Powder: The A-Frame is not a powder specific board but it’s sheer size, slight taper and massive set back keep it afloat even in the deep stuff. These days most of us enjoy something with some rocker when dealing with a directional board in powder but it still floats very well for a camber board. It’s like going out with a modern shaped long board because it’s big but easy to throw around.
Turn Initiation and Carving: This is not easy to throw around but we have to say that this turns very well for it’s size and flex if you know how to make technical turns. All three sizes felt like smaller aggressive camber boards when getting from edge to edge. If you compare this to other stiff camber boards in its class and size it turns the easiest. If you compare this to hybrid rocker or hybrid camber boards out of its class it is more difficult. We had a lot of fun making deep carves on fresh morning groomers and felt this is what the Arbor A-Frame is made to do. It really springs out of a turn and helps you build speed into the next turn while still maintaining control. Even though there is a little taper it isn’t washy. Short radius turns are easy if you are a good technical rider and you won’t have a problem in a tight place. Medium radius turns are fun and you start to feel the spring out of a turn but big hard carves are where the A-Frame really shines. It was not easy but much easier than any board of this size we rode to make tight turns in rutted or mogul conditions. Basically you are getting this board to carve or straight line but if you are in places that require shorter radius turns it will be easier to manage than you might expect due to its deep side cut and narrow waist.
Speed: The Arbor A-Frame is really fast but probably not the fastest board in its class. However we liked more the all condition balance that the A-Frame had. The Arbor A-Frame you can keep around after things get a little rough. So for speed the A-Frame is really fast compared to many boards but not the fastest in its class.

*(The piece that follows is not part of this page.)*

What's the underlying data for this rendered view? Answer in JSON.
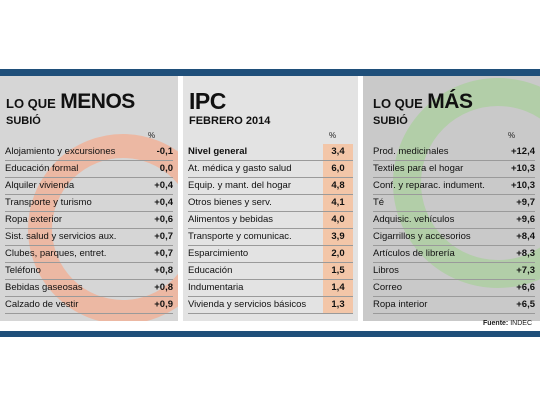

Uneven Terrain: The good thing about the A-Frame is that it can handle chopped up groomers a lot better than most boards in its class and riding style. We are not saying it’s going to be easy but it will be easier than most Freeride boards with this camber and flex. It’s even better than a lot of hybrid freeride shapes out there. The design team at Arbor understands that many of you who want to own this board have to ride all day and not just in the morning when all is perfect. It’s a big long board so it’s not going to be easy to negotiate bumps but it does absorb shock very well for it’s size. If you size down on this board it can do fine. For example the 166 would be more my preference for the A-Frame but if I went 162 I could handle rutted up groomed runs and almost moguled out powder.
Edge Hold: We never felt the edge on the A-Frame give out and we rode this in all conditions except for ice. A carving board should have a lot of grip so you can ride in all conditions and the A-Frame does a great job here. It’s not an ice specialist but can keep it’s edge in harder conditions.
Flex: This is a stiff flex but it’s more on the medium side of stiff. The Arbor A-Frame is a lot easier to bend and twist than many other boards in its category.
Switch: There wasn’t much switch riding but when we did it wasn’t bad for a big slightly tapered directional board with a decent set back.
Rails/Jibbing: Don’t bother
Jumps: There is some spring on this board that is more rewarding on a carve but you can ollie off natural terain here and there without it being to weird.
Pipe: The Arbor A-Frame has the edge hold to climb any pipe wall but it’s a big board so everything else isn’t so great.
All in all we found this to be a very fun aggressive carving/freeride board. All who tried it liked it and no one had any complaints. If you like to keep your board transitioning from one carve to another on wide open groomers or pick up some solid speed then the Arbor A-Frame is great choice. It doesn’t have that hybrid shape appeal like many freeride boards do these days but It’s a beautiful looking old school board that could appeal to many freeriders out there.